予想どおり、蛍光プローブはこの遺伝子の発現を正確にトレースした。ところが、細胞が分化していくにつれ、極めて短時間だが遺伝子発現が全くなくなる時間があることに気がついたのだ。そんなはずはないと思って何度も試してみたが、結果はいつも同じだった。

いままでそんなことは報告もされていなかったので最初は自分の結果を疑ったのだが、どうやら消失時間があまりにも短時間のため、従来の方法では検出されなかったらしい。

僕は久しぶりに興奮した。コントロール実験の結果が出るまでは黙っていようと思っていたが、その結果が出たのが田所教授のメールが送られてくる前日だったのだ。結果は完璧だった。

コントロール実験のデータを整理すると、僕はこれらの結果を黒岩さんに見てもらうことにした。黒岩さんは、僕がサテライト研究を仕込んでいたのはお見通しだったようだが、結果自体には驚いていたようで、

「これだけデータがそろっていれば、田所教授も満足しない訳にはいかないだろうな。」

と、自分のことのように喜んでくれた。

次の回のミーティングは、予想をはるかに上回る反響だった。
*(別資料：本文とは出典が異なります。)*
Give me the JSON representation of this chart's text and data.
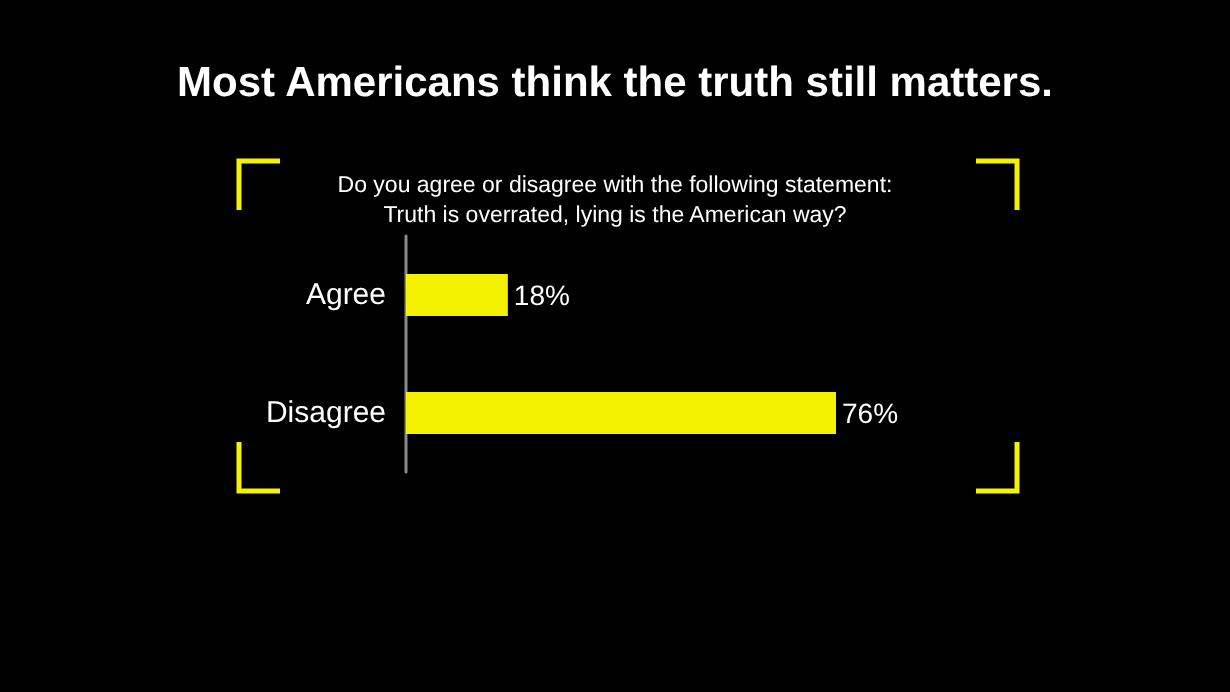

新しい遺伝子に関する考察を少しお話します、といったときは教授の顔に不愉快な表情が一瞬浮かんだが、それでも次々に出される結果を見るに従って、明らかに興奮したような表情に変わっていった。教授からは質問がいくつか出たが、それらに答えるための実験は全て予めおこなっておいた。発表が終わると、教授は

「このテーマは、これからの研究室の中核をなす研究の一つとしてやっていきましょう。」

と満面の笑みで言った。ただ一人、三井さんだけはつまらなそうな顔をしてあさっての方角を眺めていたが。

その日以来、僕の研究は急激に忙しくなった。データを揃えたとはいえ、やらなければいけない実験は山のようにあるからだ。とはいっても、転職をしようという僕の決意に変わりはなかった。うまくいった結果にしか反応しない田所教授の態度は、予想どおりだったとはいえ到底納得できるものではないし、この調子ではある日突然研究を打ち切られる可能性だってありうる。

そうはいっても、いざ職務経歴書を書こうとしても何も浮かんでこない。なぜ戦略コンサルを目指そうと思ったのか。なぜ、ポスドクの能力をいかせると思ったのか。そして、なぜ研究者をやめてまで転職しようとするのか。これらの疑問に一つ一つ答えるには、僕のモチベーションはすっかり下がり切ってしまっていた。やる気のスイッチがOFFになってしまったのだ。

そうこうしているうちに、季節は冬を迎え、いつのまにか桜の開花宣言がちらほらと流れ始める時期になってしまった。